Кроме того, падали продажи романа «Мартин Чезлвит», который выпускался журнальным сериалом, а долги молодой семьи составляли астрономическую для их финансов сумму — 270 фунтов. Так вот, свою Рождественскую повесть он писал главным образом для того, чтобы рассчитаться с долгами, и, крайне ограниченный во времени, успел закончить работу над ней за шесть недель. Диккенс всегда работал очень быстро: полгода на роман было для него нормой, а колоссальный по объему «Дэвид Копперфильд» написан всего за десять месяцев. Но всё же в этом случае нервное и физическое переутомление было так сильно, что отразилось на состоянии здоровья. У тридцатилетнего тогда писателя развился нервный лицевой тик, который сам он списывал на ревматизм. А сильнейшее напряжение, которое испытывал во время написания повести, «выхаживал» — закончив свою дневную норму, совершал долгие прогулки, больше напоминающие походы, иногда по десять-пятнадцать миль. Биографы связывают это не в последнюю очередь с тем, что именно в тот период у него начались слуховые галлюцинации.
Знаменитая картина, где над головой Диккенса клубятся туманом или дымом персонажи и сцены, требуя, чтобы он перенес их на бумагу, — не плод фантазии художника. Писатель много раз рассказывал, что при работе над текстом слышит голос, отчетливо выговаривающий каждое слово, за которым он затем всё записывает. Кроме того, слуховые галлюцинации порой сопровождались зрительными. Так во время работы над «Мартином Чезлвитом» автору сильно докучала миссис Гамп, своими шуточками вызывавшая у него приступы дикого хохота, а с «Лавкой древностей» крошка Нелл всё время вертелась у его локтя, требовала внимания и сочувствия и не на шутку ревновала, когда он отвлекался на разговоры с реальными людьми.
Что ж, чудо, даже Рождественское — вещь не всегда плюшевая, а чаще всего прямо жестокая. Когда вдохновение посещает творца, оно не заботится о комфорте принимающей стороны. И как бы там ни было, Диккенс умел переплавить в чистое творчество и тонны читательской радости то, что любого другого заставило бы чувствовать себя больным. А кроме того — и это важное преимущество — мог извлекать из особенностей своего мировосприятия звонкую монету. Ведь в конце концов «Рождественская песнь в прозе» принесла ему 240 фунтов уже за первую публикацию, и это не считая переизданий, постановок, роста популярности в целом.
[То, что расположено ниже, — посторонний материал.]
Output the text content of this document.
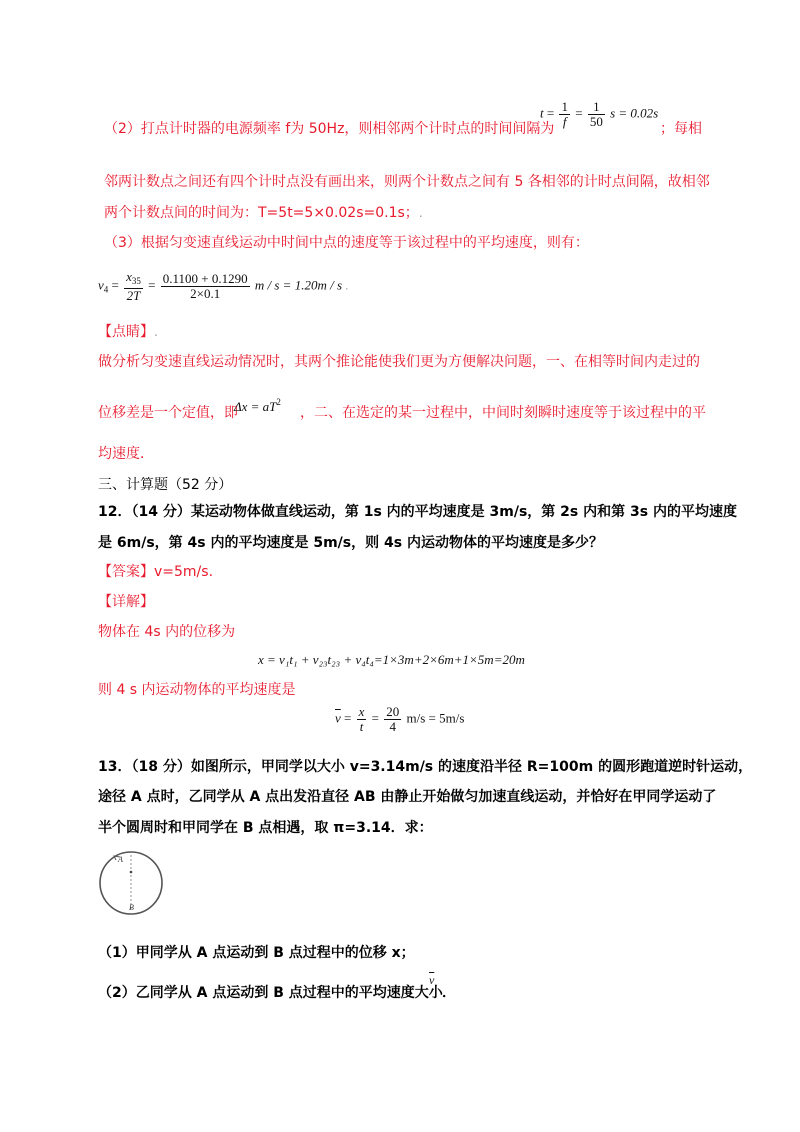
（2）打点计时器的电源频率 f为 50Hz，则相邻两个计时点的时间间隔为
$t = \frac{1}{f} = \frac{1}{50}$ s = 0.02s
；每相
邻两计数点之间还有四个计时点没有画出来，则两个计数点之间有 5 各相邻的计时点间隔，故相邻
两个计数点间的时间为：T=5t=5×0.02s=0.1s；.
（3）根据匀变速直线运动中时间中点的速度等于该过程中的平均速度，则有：
$v_4 = \frac{x_{35}}{2T} = \frac{0.1100 + 0.1290}{2\times 0.1}$ m / s = 1.20m / s .
【点睛】.
做分析匀变速直线运动情况时，其两个推论能使我们更为方便解决问题，一、在相等时间内走过的
位移差是一个定值，即
$\Delta x = aT^2$
，二、在选定的某一过程中，中间时刻瞬时速度等于该过程中的平
均速度．
三、计算题（52 分）
12．（14 分）某运动物体做直线运动，第 1s 内的平均速度是 3m/s，第 2s 内和第 3s 内的平均速度
是 6m/s，第 4s 内的平均速度是 5m/s，则 4s 内运动物体的平均速度是多少？
【答案】v=5m/s.
【详解】
物体在 4s 内的位移为
x = v₁t₁ + v₂₃t₂₃ + v₄t₄=1×3m+2×6m+1×5m=20m
则 4 s 内运动物体的平均速度是
$\overline{v} = \frac{x}{t} = \frac{20}{4} m/s = 5m/s$
13．（18 分）如图所示，甲同学以大小 v=3.14m/s 的速度沿半径 R=100m 的圆形跑道逆时针运动，
途径 A 点时，乙同学从 A 点出发沿直径 AB 由静止开始做匀加速直线运动，并恰好在甲同学运动了
半个圆周时和甲同学在 B 点相遇，取 π=3.14．求：
A
B
（1）甲同学从 A 点运动到 B 点过程中的位移 x；
（2）乙同学从 A 点运动到 B 点过程中的平均速度大小
$\overline{v}$
．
Когда Диккенс закончил последнюю страницу «Рождественской песни» и написал слово «Конец», подчеркнув его тремя выразительными чертами, он, по собственным воспоминаниям, пустился в неудержимый разгул вечеринок, представлений и танцев, словно боялся, что если не сделает этого, станет похожим на Эбенизера Скруджа. И как бы там ни было, а у всех нас теперь есть рождественские повести, в которых, как сказал Честертон: «Огромное количество снега, дождя, тумана и счастья».